I have not yet seen the answer of Labour to this kind of campaigning, but no doubt there will be some response or other. Whatever it will be, I do hope that the response will avoid two glaring shortcomings of the leaflets: they just condemn the other party without any alternative policy proposal, and secondly, they only address the Muslim population and ignore the other (minority) residents in the neighbourhood.

Finally, a conspicuous omission. It is a well-known fact that unemployment is the biggest problem in Aston and for that matter in the West-Midlands as a whole. In particular, young people stand very little chance to land a job. A fact like this cannot be ignored than at our own peril.

Ton

Friday 9 April 2010

"Pray for me"

Within the span of a week three people asked me to pray for them and only one of them was a Christian. The other two were Muslims, one clearly so and the other having a Muslim name hailed at least from a Muslim family.
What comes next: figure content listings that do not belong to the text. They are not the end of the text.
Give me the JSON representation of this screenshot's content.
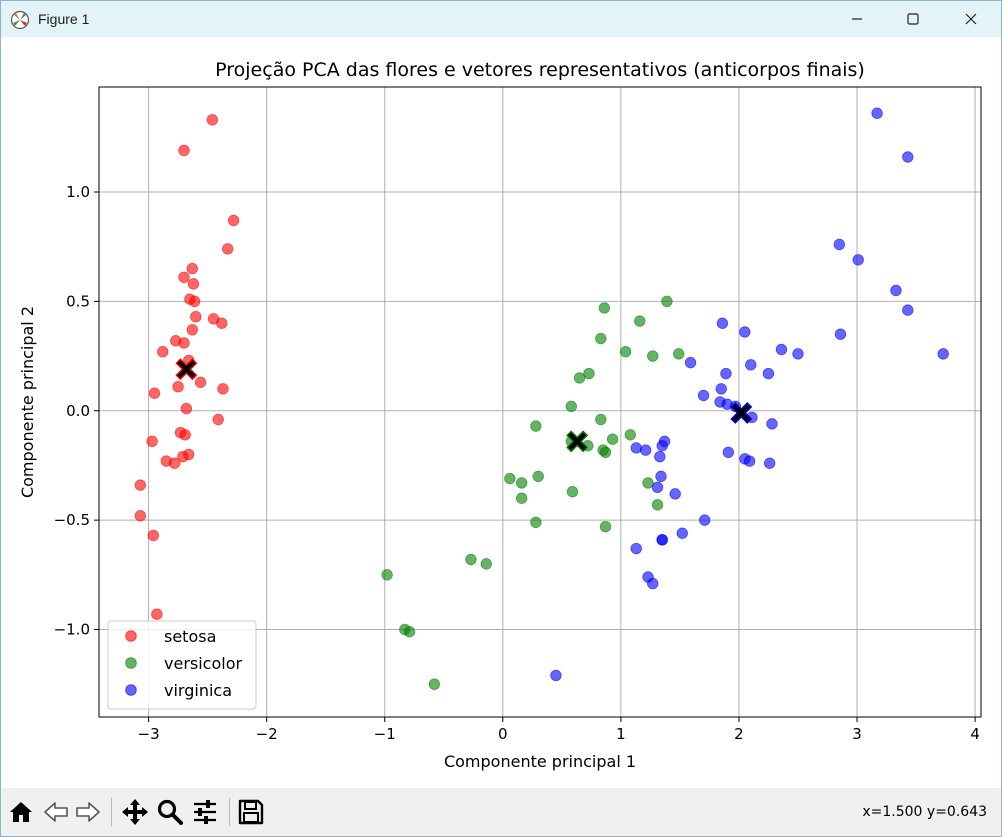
{
  "window": {
    "title": "Figure 1",
    "icons": {
      "app": "matplotlib-figure-icon",
      "minimize": "minimize-icon",
      "maximize": "maximize-icon",
      "close": "close-icon"
    }
  },
  "toolbar": {
    "buttons": [
      "home-icon",
      "back-arrow-icon",
      "forward-arrow-icon",
      "pan-move-icon",
      "zoom-magnifier-icon",
      "subplots-sliders-icon",
      "save-floppy-icon"
    ],
    "coords": "x=1.500 y=0.643"
  },
  "chart_data": {
    "type": "scatter",
    "title": "Projeção PCA das flores e vetores representativos (anticorpos finais)",
    "xlabel": "Componente principal 1",
    "ylabel": "Componente principal 2",
    "xlim": [
      -3.42,
      4.05
    ],
    "ylim": [
      -1.4,
      1.48
    ],
    "xticks": [
      -3,
      -2,
      -1,
      0,
      1,
      2,
      3,
      4
    ],
    "xtick_labels": [
      "−3",
      "−2",
      "−1",
      "0",
      "1",
      "2",
      "3",
      "4"
    ],
    "yticks": [
      -1.0,
      -0.5,
      0.0,
      0.5,
      1.0
    ],
    "ytick_labels": [
      "−1.0",
      "−0.5",
      "0.0",
      "0.5",
      "1.0"
    ],
    "grid": true,
    "legend": {
      "position": "lower-left",
      "entries": [
        "setosa",
        "versicolor",
        "virginica"
      ]
    },
    "series": [
      {
        "name": "setosa",
        "color": "#ff0000",
        "alpha": 0.6,
        "points": [
          [
            -2.46,
            1.33
          ],
          [
            -2.7,
            1.19
          ],
          [
            -2.28,
            0.87
          ],
          [
            -2.33,
            0.74
          ],
          [
            -2.63,
            0.65
          ],
          [
            -2.7,
            0.61
          ],
          [
            -2.65,
            0.51
          ],
          [
            -2.61,
            0.5
          ],
          [
            -2.62,
            0.58
          ],
          [
            -2.45,
            0.42
          ],
          [
            -2.6,
            0.43
          ],
          [
            -2.38,
            0.4
          ],
          [
            -2.63,
            0.37
          ],
          [
            -2.77,
            0.32
          ],
          [
            -2.7,
            0.31
          ],
          [
            -2.88,
            0.27
          ],
          [
            -2.66,
            0.23
          ],
          [
            -2.56,
            0.13
          ],
          [
            -2.75,
            0.11
          ],
          [
            -2.37,
            0.1
          ],
          [
            -2.95,
            0.08
          ],
          [
            -2.68,
            0.01
          ],
          [
            -2.41,
            -0.04
          ],
          [
            -2.73,
            -0.1
          ],
          [
            -2.69,
            -0.11
          ],
          [
            -2.97,
            -0.14
          ],
          [
            -2.66,
            -0.2
          ],
          [
            -2.71,
            -0.21
          ],
          [
            -2.85,
            -0.23
          ],
          [
            -2.78,
            -0.24
          ],
          [
            -3.07,
            -0.34
          ],
          [
            -3.07,
            -0.48
          ],
          [
            -2.96,
            -0.57
          ],
          [
            -2.93,
            -0.93
          ]
        ]
      },
      {
        "name": "versicolor",
        "color": "#008000",
        "alpha": 0.6,
        "points": [
          [
            1.39,
            0.5
          ],
          [
            0.86,
            0.47
          ],
          [
            1.16,
            0.41
          ],
          [
            0.83,
            0.33
          ],
          [
            1.04,
            0.27
          ],
          [
            1.49,
            0.26
          ],
          [
            1.27,
            0.25
          ],
          [
            0.73,
            0.17
          ],
          [
            0.65,
            0.15
          ],
          [
            0.58,
            0.02
          ],
          [
            0.83,
            -0.04
          ],
          [
            0.28,
            -0.07
          ],
          [
            1.08,
            -0.11
          ],
          [
            0.93,
            -0.13
          ],
          [
            0.58,
            -0.14
          ],
          [
            0.72,
            -0.16
          ],
          [
            0.85,
            -0.18
          ],
          [
            0.87,
            -0.19
          ],
          [
            1.23,
            -0.33
          ],
          [
            0.06,
            -0.31
          ],
          [
            0.16,
            -0.33
          ],
          [
            0.3,
            -0.3
          ],
          [
            0.59,
            -0.37
          ],
          [
            0.16,
            -0.4
          ],
          [
            1.31,
            -0.43
          ],
          [
            0.28,
            -0.51
          ],
          [
            0.87,
            -0.53
          ],
          [
            -0.27,
            -0.68
          ],
          [
            -0.14,
            -0.7
          ],
          [
            -0.98,
            -0.75
          ],
          [
            -0.83,
            -1.0
          ],
          [
            -0.79,
            -1.01
          ],
          [
            -0.58,
            -1.25
          ]
        ]
      },
      {
        "name": "virginica",
        "color": "#0000ff",
        "alpha": 0.6,
        "points": [
          [
            3.17,
            1.36
          ],
          [
            3.43,
            1.16
          ],
          [
            2.85,
            0.76
          ],
          [
            3.01,
            0.69
          ],
          [
            3.33,
            0.55
          ],
          [
            3.43,
            0.46
          ],
          [
            1.86,
            0.4
          ],
          [
            2.05,
            0.36
          ],
          [
            2.86,
            0.35
          ],
          [
            2.36,
            0.28
          ],
          [
            2.5,
            0.26
          ],
          [
            3.73,
            0.26
          ],
          [
            1.59,
            0.22
          ],
          [
            2.1,
            0.21
          ],
          [
            1.89,
            0.17
          ],
          [
            2.25,
            0.17
          ],
          [
            1.85,
            0.1
          ],
          [
            1.7,
            0.07
          ],
          [
            1.84,
            0.04
          ],
          [
            1.9,
            0.03
          ],
          [
            1.97,
            0.02
          ],
          [
            2.11,
            -0.03
          ],
          [
            2.28,
            -0.06
          ],
          [
            1.37,
            -0.14
          ],
          [
            1.35,
            -0.16
          ],
          [
            1.13,
            -0.17
          ],
          [
            1.21,
            -0.18
          ],
          [
            1.91,
            -0.19
          ],
          [
            1.33,
            -0.21
          ],
          [
            2.05,
            -0.22
          ],
          [
            2.09,
            -0.23
          ],
          [
            2.26,
            -0.24
          ],
          [
            1.34,
            -0.3
          ],
          [
            1.31,
            -0.35
          ],
          [
            1.46,
            -0.38
          ],
          [
            1.71,
            -0.5
          ],
          [
            1.52,
            -0.56
          ],
          [
            1.35,
            -0.59
          ],
          [
            1.35,
            -0.59
          ],
          [
            1.13,
            -0.63
          ],
          [
            1.23,
            -0.76
          ],
          [
            1.27,
            -0.79
          ],
          [
            0.45,
            -1.21
          ]
        ]
      }
    ],
    "representatives": [
      {
        "series": "setosa",
        "x": -2.68,
        "y": 0.19,
        "marker": "X",
        "color": "#ff0000"
      },
      {
        "series": "versicolor",
        "x": 0.63,
        "y": -0.14,
        "marker": "X",
        "color": "#008000"
      },
      {
        "series": "virginica",
        "x": 2.02,
        "y": -0.01,
        "marker": "X",
        "color": "#0000ff"
      }
    ]
  }
}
Such a request shows that the people in question knew who we are and indeed we never hid the fact that we are members of a religious community and three Catholic priests. It is a bit difficult to introduce ourselves without causing confusion, but I always start by saying that I am a member of a religious community belonging to the Catholic Church. When this comes across as rather vague - what is a religious community after all? - I add that we are three Catholic priests living together here in Aston. For most people this suffices as an initial introduction and they leave it at that.

The request for prayer is directed to me being a priest. The idea, which I sense behind it, is that priests are supposed to be mediators between God and the people. They have to bring God to the people and the people to God. It is not enough just to talk about God, they have to approach God and bring the people along with all their needs and concerns. That is their task and those who asked me to pray for them believe somehow that that task is God-given.
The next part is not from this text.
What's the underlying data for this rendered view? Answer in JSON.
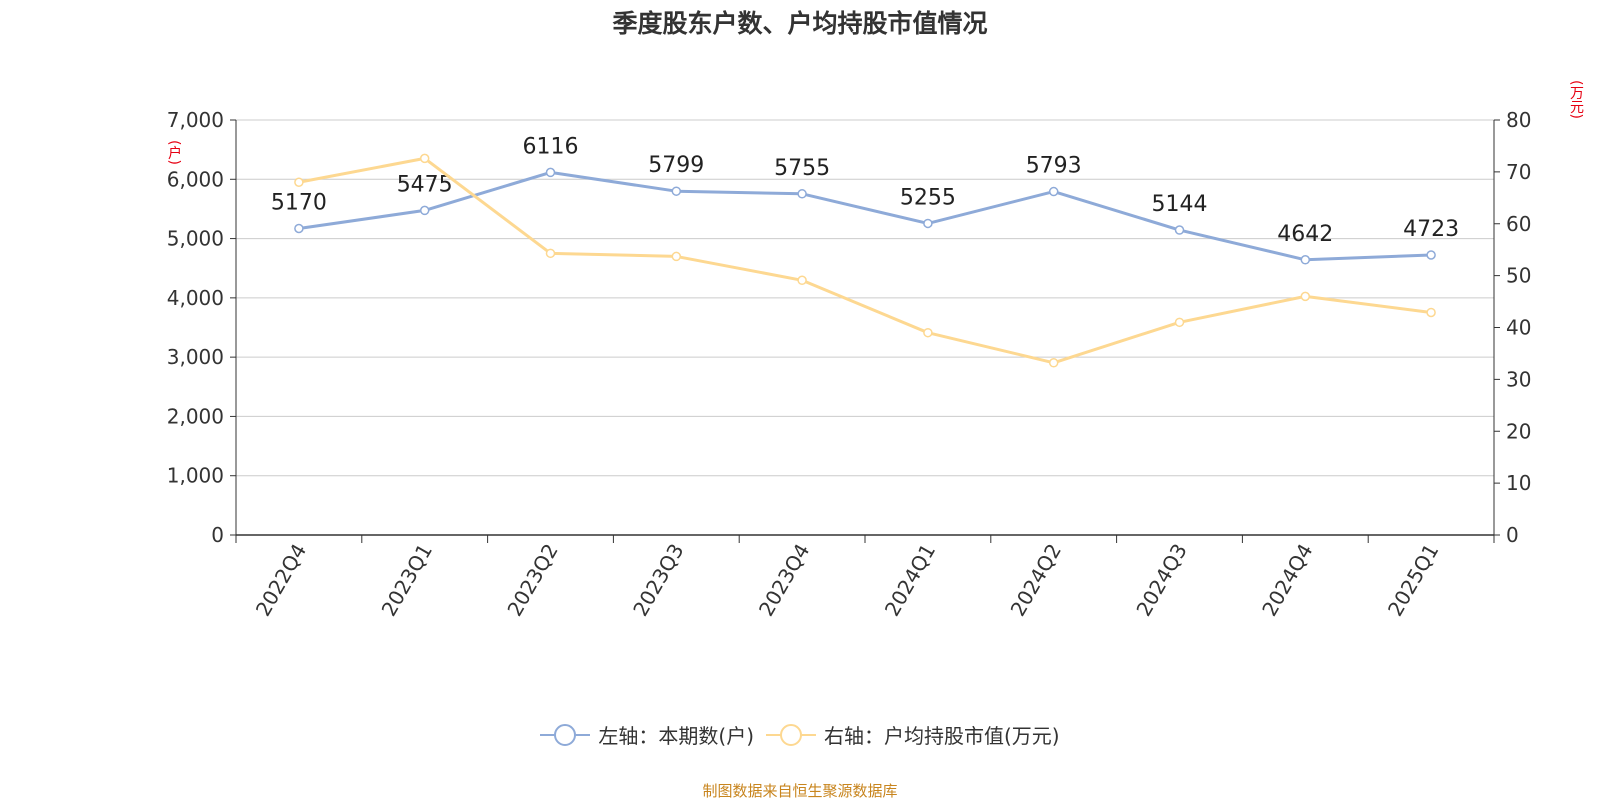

The remarkable thing about it is that two of them crossed religious boundaries. Apparently they believe that God is present not just in their own religion but in other religions as well. It is the same God who is acknowledged and worshipped in all religions. Right or wrong, false or true does not come first. There is something deeper, beyond the differences, and that is the one God who is all in all.

I'm not surprised that feelings like this occur in a multifaith community like Aston. When neighbours of different religions get to know each other, when they experience each other as good, responsible and caring people, they cannot possibly deny God's presence in the other. For God is goodness and the source of all goodness.

What it needs and that is the challenge we in the Cordate community face, is to bring people in contact with one another and let them experience that goodness that knows no boundaries.